The confirmations serve to provide evidence on their occurrence, terms, and the treatment of the securities, whether delivered to the buyer, held by a custodian, or retained by the seller. It should be noted that it is often impractical to determine the existence or location of securities that are delivered to the buyer. This does not indicate that the buyer will not be able to complete the transaction and should not concern the auditor.
The auditor should however consider using addition procedures to assess the ability of the buyer to complete the transaction by reviewing the audited financial statements of the buyer, considering any regulatory requirements, and obtaining a report from the independent accountant of the buyer. The auditor should also review related party transactions. The review should review transactions recorded as sales transactions to determine potential unrecorded transactions. The review may find that a transaction involving a sale and a repurchase was in fact a repo and should be accounted for as financing. The auditor should be aware of transactions that are improperly recorded. The auditor should assess collateral risk.

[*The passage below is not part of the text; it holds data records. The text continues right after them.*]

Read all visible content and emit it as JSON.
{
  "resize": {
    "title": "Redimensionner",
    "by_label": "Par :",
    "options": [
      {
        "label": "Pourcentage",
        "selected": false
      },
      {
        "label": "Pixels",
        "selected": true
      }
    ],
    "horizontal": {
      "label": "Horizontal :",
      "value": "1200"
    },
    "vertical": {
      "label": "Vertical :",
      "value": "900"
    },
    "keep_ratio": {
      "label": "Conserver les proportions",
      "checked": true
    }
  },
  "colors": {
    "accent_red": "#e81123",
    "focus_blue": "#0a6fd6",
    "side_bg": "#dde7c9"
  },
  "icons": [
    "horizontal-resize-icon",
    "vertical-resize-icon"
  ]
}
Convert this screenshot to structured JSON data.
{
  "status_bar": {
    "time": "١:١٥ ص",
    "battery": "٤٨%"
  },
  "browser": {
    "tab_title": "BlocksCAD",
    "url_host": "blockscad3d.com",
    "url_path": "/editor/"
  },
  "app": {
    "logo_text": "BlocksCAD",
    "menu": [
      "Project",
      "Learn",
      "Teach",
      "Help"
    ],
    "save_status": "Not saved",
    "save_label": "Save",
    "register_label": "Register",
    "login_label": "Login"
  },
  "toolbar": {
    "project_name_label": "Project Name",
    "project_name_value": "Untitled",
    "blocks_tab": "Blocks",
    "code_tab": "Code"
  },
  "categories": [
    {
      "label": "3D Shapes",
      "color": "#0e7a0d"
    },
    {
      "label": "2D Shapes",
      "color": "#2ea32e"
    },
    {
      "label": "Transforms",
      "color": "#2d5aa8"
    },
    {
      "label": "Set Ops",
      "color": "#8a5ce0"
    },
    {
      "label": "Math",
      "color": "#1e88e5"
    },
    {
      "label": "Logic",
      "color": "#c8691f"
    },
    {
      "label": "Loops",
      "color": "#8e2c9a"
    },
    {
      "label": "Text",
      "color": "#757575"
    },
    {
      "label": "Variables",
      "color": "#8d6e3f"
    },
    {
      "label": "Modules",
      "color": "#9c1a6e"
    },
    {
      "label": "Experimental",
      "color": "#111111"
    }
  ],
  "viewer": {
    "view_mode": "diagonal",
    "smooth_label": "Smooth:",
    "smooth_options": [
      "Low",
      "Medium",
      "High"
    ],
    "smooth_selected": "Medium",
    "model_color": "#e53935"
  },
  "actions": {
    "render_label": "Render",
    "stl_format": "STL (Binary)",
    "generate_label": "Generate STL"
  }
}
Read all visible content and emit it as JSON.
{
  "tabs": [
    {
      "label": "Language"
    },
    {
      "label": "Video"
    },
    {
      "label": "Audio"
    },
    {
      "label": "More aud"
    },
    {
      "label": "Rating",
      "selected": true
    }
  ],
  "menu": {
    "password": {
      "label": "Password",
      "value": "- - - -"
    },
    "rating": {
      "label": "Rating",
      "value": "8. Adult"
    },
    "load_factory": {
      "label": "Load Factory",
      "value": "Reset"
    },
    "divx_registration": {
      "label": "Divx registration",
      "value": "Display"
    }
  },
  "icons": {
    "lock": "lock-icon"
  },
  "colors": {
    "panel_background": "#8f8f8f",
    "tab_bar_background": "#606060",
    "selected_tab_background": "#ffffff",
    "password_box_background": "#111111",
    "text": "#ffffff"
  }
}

The reputation, financial condition and market presence of the buyer should be considered. The current market value of the collateral should be reviewed to determine if the collateral is sufficient in relation to the agreement. The auditor should also assess whether the repo agreement fits the criteria for a financing or sales transaction. The auditor should also test fair value disclosures. Quoted market prices or prevailing interest rates of the same or similar securities should be considered to evaluate if the estimates are reasonable. Some additional procedures an auditor could use are a review of the board of director’s minutes, testing whether approved securities dealers were used, and recomputation of gains or losses on reverse repo agreements.